Further, CPS respondents can choose “ill health” as their reason for not working only if: (1) they are out of the labor force now; (2) they want a job; (3) they searched for a job in the last year; but (4) did not search for a job in the past four weeks. Yet someone with long Covid might not want a job now due to health constraints, and they might not have searched for a job over the past year because they might have been employed until they got sick. (In May 2020, the CPS added five Covid-specific questions, but none ask about inability to work due to COVID-19, long or otherwise.)

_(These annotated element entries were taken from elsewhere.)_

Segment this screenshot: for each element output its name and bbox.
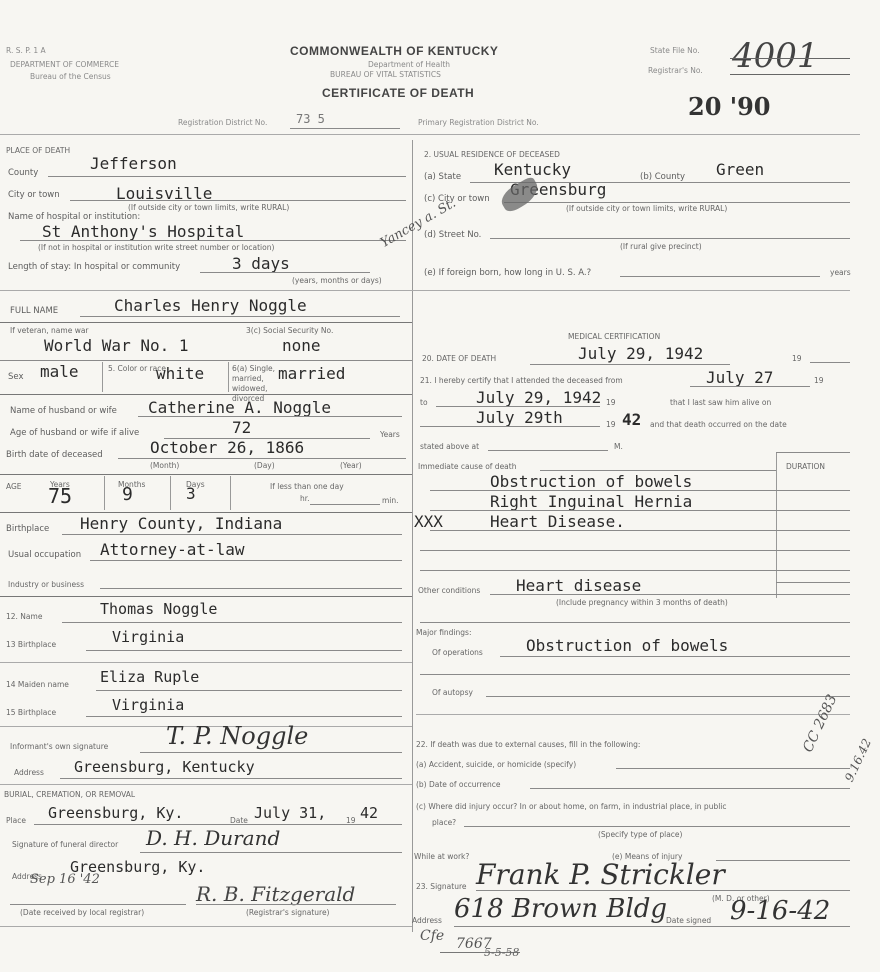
certifier-signature: Frank P. Strickler <box>476 858 725 891</box>
social-security-label: 3(c) Social Security No. <box>246 326 333 335</box>
bottom-note-3: 5-5-58 <box>484 946 519 959</box>
spouse-age-suffix: Years <box>380 430 400 439</box>
bureau-of-vital-statistics: BUREAU OF VITAL STATISTICS <box>330 70 441 79</box>
age-label: AGE <box>6 482 22 491</box>
foreign-born-label: (e) If foreign born, how long in U. S. A… <box>424 268 591 278</box>
county-label: County <box>8 168 38 178</box>
informant-address-value: Greensburg, Kentucky <box>74 758 255 776</box>
margin-note-cc: CC 2683 <box>800 692 840 755</box>
registrar-number: 20 '90 <box>688 92 771 121</box>
last-seen-year: 42 <box>622 410 641 429</box>
residence-state-value: Kentucky <box>494 160 571 179</box>
certifier-address-label: Address <box>412 916 442 925</box>
residence-county-value: Green <box>716 160 764 179</box>
age-months-value: 9 <box>122 484 133 505</box>
bureau-of-census: Bureau of the Census <box>30 72 111 81</box>
injury-place-note: (Specify type of place) <box>598 830 682 839</box>
burial-place-value: Greensburg, Ky. <box>48 804 183 822</box>
informant-signature: T. P. Noggle <box>166 722 308 750</box>
city-label: City or town <box>8 190 60 200</box>
injury-place-label-2: place? <box>432 818 456 827</box>
informant-signature-label: Informant's own signature <box>10 742 108 751</box>
stated-above-label: stated above at <box>420 442 479 451</box>
spouse-value: Catherine A. Noggle <box>148 398 331 417</box>
father-name-label: 12. Name <box>6 612 42 621</box>
occupation-value: Attorney-at-law <box>100 540 245 559</box>
color-value: white <box>156 364 204 383</box>
spouse-age-label: Age of husband or wife if alive <box>10 428 139 438</box>
birth-month-label: (Month) <box>150 461 179 470</box>
burial-date-value: July 31, <box>254 804 326 822</box>
street-note: (If rural give precinct) <box>620 242 702 251</box>
cause-line-1: Obstruction of bowels <box>490 472 692 491</box>
length-of-stay-note: (years, months or days) <box>292 276 382 285</box>
birth-date-label: Birth date of deceased <box>6 450 103 460</box>
registration-district-value: 73 5 <box>296 112 325 126</box>
father-name-value: Thomas Noggle <box>100 600 217 618</box>
veteran-value: World War No. 1 <box>44 336 189 355</box>
certificate-title: CERTIFICATE OF DEATH <box>322 86 474 100</box>
length-of-stay-label: Length of stay: In hospital or community <box>8 262 180 272</box>
residence-state-label: (a) State <box>424 172 461 182</box>
funeral-director-signature: D. H. Durand <box>146 826 280 850</box>
mother-birthplace-label: 15 Birthplace <box>6 708 56 717</box>
informant-address-label: Address <box>14 768 44 777</box>
last-seen-value: July 29th <box>476 408 563 427</box>
bottom-note-1: Cfe <box>420 928 444 944</box>
state-heading: COMMONWEALTH OF KENTUCKY <box>290 44 498 58</box>
death-occurred-label: and that death occurred on the date <box>650 420 787 429</box>
hospital-label: Name of hospital or institution: <box>8 212 140 222</box>
registrar-signature: R. B. Fitzgerald <box>196 882 355 906</box>
death-date-value: July 29, 1942 <box>578 344 703 363</box>
external-causes-heading: 22. If death was due to external causes,… <box>416 740 640 749</box>
father-birthplace-label: 13 Birthplace <box>6 640 56 649</box>
attended-to-value: July 29, 1942 <box>476 388 601 407</box>
age-years-value: 75 <box>48 484 72 508</box>
foreign-born-suffix: years <box>830 268 851 277</box>
attended-from-suffix: 19 <box>814 376 824 385</box>
date-received-label: (Date received by local registrar) <box>20 908 144 917</box>
department-of-health: Department of Health <box>368 60 450 69</box>
birth-year-label: (Year) <box>340 461 362 470</box>
certifier-address-value: 618 Brown Bldg <box>454 894 667 924</box>
cause-marker: XXX <box>414 512 443 531</box>
father-birthplace-value: Virginia <box>112 628 184 646</box>
autopsy-label: Of autopsy <box>432 688 473 697</box>
stated-above-suffix: M. <box>614 442 623 451</box>
registration-district-label: Registration District No. <box>178 118 267 127</box>
mother-birthplace-value: Virginia <box>112 696 184 714</box>
operations-value: Obstruction of bowels <box>526 636 728 655</box>
major-findings-label: Major findings: <box>416 628 471 637</box>
last-seen-label: that I last saw him alive on <box>670 398 771 407</box>
duration-label: DURATION <box>786 462 825 471</box>
burial-heading: BURIAL, CREMATION, OR REMOVAL <box>4 790 135 799</box>
cause-line-3: Heart Disease. <box>490 512 625 531</box>
full-name-label: FULL NAME <box>10 306 58 316</box>
residence-city-note: (If outside city or town limits, write R… <box>566 204 727 213</box>
form-code: R. S. P. 1 A <box>6 46 46 55</box>
medical-heading: MEDICAL CERTIFICATION <box>568 332 660 341</box>
certifier-signature-label: 23. Signature <box>416 882 467 891</box>
department-of-commerce: DEPARTMENT OF COMMERCE <box>10 60 119 69</box>
length-of-stay-value: 3 days <box>232 254 290 273</box>
hospital-note: (If not in hospital or institution write… <box>38 243 274 252</box>
attended-to-suffix: 19 <box>606 398 616 407</box>
place-of-death-heading: PLACE OF DEATH <box>6 146 70 155</box>
occupation-label: Usual occupation <box>8 550 81 560</box>
sex-value: male <box>40 362 79 381</box>
hospital-value: St Anthony's Hospital <box>42 222 244 241</box>
cause-line-2: Right Inguinal Hernia <box>490 492 692 511</box>
spouse-age-value: 72 <box>232 418 251 437</box>
full-name-value: Charles Henry Noggle <box>114 296 307 315</box>
other-conditions-value: Heart disease <box>516 576 641 595</box>
street-handwritten-note: Yancey a. St. <box>378 196 459 251</box>
death-date-label: 20. DATE OF DEATH <box>422 354 496 363</box>
date-signed-label: Date signed <box>666 916 711 925</box>
street-label: (d) Street No. <box>424 230 481 240</box>
while-at-work-label: While at work? <box>414 852 469 861</box>
operations-label: Of operations <box>432 648 483 657</box>
county-value: Jefferson <box>90 154 177 173</box>
mother-maiden-value: Eliza Ruple <box>100 668 199 686</box>
attended-from-label: 21. I hereby certify that I attended the… <box>420 376 623 385</box>
city-note: (If outside city or town limits, write R… <box>128 203 289 212</box>
industry-label: Industry or business <box>8 580 84 589</box>
residence-heading: 2. USUAL RESIDENCE OF DECEASED <box>424 150 560 159</box>
accident-label: (a) Accident, suicide, or homicide (spec… <box>416 760 576 769</box>
registrar-no-label: Registrar's No. <box>648 66 703 75</box>
injury-place-label: (c) Where did injury occur? In or about … <box>416 802 727 811</box>
immediate-cause-label: Immediate cause of death <box>418 462 516 471</box>
death-date-suffix: 19 <box>792 354 802 363</box>
burial-year: 42 <box>360 804 378 822</box>
age-less-label: If less than one day <box>270 482 344 491</box>
marital-status-value: married <box>278 364 345 383</box>
date-signed-value: 9-16-42 <box>730 896 830 926</box>
age-min-label: min. <box>382 496 399 505</box>
residence-county-label: (b) County <box>640 172 685 182</box>
sex-label: Sex <box>8 372 24 382</box>
attended-from-value: July 27 <box>706 368 773 387</box>
birth-day-label: (Day) <box>254 461 275 470</box>
birthplace-value: Henry County, Indiana <box>80 514 282 533</box>
burial-place-label: Place <box>6 816 26 825</box>
state-file-label: State File No. <box>650 46 700 55</box>
last-seen-year-prefix: 19 <box>606 420 616 429</box>
birth-date-value: October 26, 1866 <box>150 438 304 457</box>
social-security-value: none <box>282 336 321 355</box>
date-of-occurrence-label: (b) Date of occurrence <box>416 780 501 789</box>
registrar-signature-label: (Registrar's signature) <box>246 908 329 917</box>
residence-city-label: (c) City or town <box>424 194 490 204</box>
spouse-label: Name of husband or wife <box>10 406 117 416</box>
age-hr-label: hr. <box>300 494 310 503</box>
date-received-value: Sep 16 '42 <box>30 872 100 887</box>
veteran-label: If veteran, name war <box>10 326 89 335</box>
birthplace-label: Birthplace <box>6 524 49 534</box>
state-file-number: 4001 <box>732 36 819 76</box>
attended-to-label: to <box>420 398 428 407</box>
margin-note-date: 9.16.42 <box>842 736 874 783</box>
funeral-director-label: Signature of funeral director <box>12 840 118 849</box>
other-conditions-note: (Include pregnancy within 3 months of de… <box>556 598 728 607</box>
other-conditions-label: Other conditions <box>418 586 480 595</box>
mother-maiden-label: 14 Maiden name <box>6 680 69 689</box>
primary-registration-label: Primary Registration District No. <box>418 118 539 127</box>
age-days-value: 3 <box>186 484 196 503</box>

BETTER LONG COVID DATA COULD INFORM DISABILITY POLICY, PUBLIC HEALTH GUIDANCE, MEDICAL RESEARCH FUNDING PRIORITIZATION, AND MORE
To fill this data gap, the Census Bureau and BLS should introduce questions about long Covid disability to both the HPS and CPS. As Lisa McCorkell, co-founder of the long-Covid-focused Patient-Led Research Collaborative, told Brookings, “Until we have data from a representative sample that accurately capture the extent of the impacts to the labor force, economists and policymakers are likely not going to consider long Covid an economic issue or recognize it for the mass disabling event it is.”

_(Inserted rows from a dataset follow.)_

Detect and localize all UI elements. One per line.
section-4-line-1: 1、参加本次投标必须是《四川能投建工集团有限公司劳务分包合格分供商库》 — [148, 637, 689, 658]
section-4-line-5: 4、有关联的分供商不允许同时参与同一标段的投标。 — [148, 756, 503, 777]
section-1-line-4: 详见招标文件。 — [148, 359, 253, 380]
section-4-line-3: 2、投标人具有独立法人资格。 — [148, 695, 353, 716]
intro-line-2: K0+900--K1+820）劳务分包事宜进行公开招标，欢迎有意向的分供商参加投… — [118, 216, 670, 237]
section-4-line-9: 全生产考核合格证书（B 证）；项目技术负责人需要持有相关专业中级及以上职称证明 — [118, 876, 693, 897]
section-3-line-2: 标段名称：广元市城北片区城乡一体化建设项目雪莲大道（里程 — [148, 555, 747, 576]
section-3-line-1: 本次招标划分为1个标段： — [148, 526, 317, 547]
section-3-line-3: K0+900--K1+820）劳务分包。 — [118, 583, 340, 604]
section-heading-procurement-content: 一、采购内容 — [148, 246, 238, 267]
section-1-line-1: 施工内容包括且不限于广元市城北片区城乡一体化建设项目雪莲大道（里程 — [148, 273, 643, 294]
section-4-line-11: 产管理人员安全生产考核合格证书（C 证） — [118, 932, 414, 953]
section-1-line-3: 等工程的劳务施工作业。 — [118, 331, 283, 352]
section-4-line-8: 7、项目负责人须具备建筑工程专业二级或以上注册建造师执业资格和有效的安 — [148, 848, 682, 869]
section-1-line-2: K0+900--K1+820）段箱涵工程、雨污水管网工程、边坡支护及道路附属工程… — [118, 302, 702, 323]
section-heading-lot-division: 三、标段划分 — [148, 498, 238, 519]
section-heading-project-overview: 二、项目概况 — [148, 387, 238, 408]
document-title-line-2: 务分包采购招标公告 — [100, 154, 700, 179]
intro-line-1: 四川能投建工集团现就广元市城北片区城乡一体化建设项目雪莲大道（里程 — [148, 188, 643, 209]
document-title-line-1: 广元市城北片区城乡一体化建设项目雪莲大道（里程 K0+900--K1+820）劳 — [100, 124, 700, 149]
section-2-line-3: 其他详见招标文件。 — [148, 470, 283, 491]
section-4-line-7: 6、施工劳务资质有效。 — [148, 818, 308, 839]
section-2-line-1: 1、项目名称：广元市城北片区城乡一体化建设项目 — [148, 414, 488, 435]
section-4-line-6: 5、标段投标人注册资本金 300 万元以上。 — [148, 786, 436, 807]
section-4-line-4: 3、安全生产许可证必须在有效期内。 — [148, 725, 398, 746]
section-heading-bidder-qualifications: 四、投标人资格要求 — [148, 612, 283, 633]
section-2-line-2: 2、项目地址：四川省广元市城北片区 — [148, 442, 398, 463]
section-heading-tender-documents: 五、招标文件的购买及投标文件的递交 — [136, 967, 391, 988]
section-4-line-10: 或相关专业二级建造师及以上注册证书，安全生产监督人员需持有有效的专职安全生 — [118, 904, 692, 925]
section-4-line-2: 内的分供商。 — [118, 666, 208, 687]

The HPS’ advantage is speed. Because it is part of the Census Bureau’s Experimental Data Series, the bar for statistical quality is lower, which may enable faster change. The CPS, meanwhile, has a higher sample size, rigor, and reliability, and should be used to track long Covid’s impact alongside the HPS.
Crafting the right questions about long Covid is critical. To do so, the Census Bureau and BLS should work with National Institutes of Health teams researching long Covid as well as long Covid patient advocacy groups—these patients are best placed to identify trends and potential data pitfalls that survey designers might otherwise miss. Questions should focus on the information policymakers need most, including:
- The number of full-time equivalent workers currently not working due to long Covid (including those at reduced hours)
- Average time off or time spent at reduced hours due to long Covid
- Workplace accommodations that would enable long Covid patients to increase working hours
- Applications, approvals, and rejections for Social Security Disability Insurance among long Covid patients
Access to this data will help policymakers and businesses better predict how today’s labor market conditions may evolve. It may also prompt the government to improve disability standards so that people with long Covid can request accommodations or secure benefits; issue health guidance that takes into account the economic burden of large-scale disability; and provide more federal dollars for long Covid research and medical care. The possibilities are vast, but first, we need the data.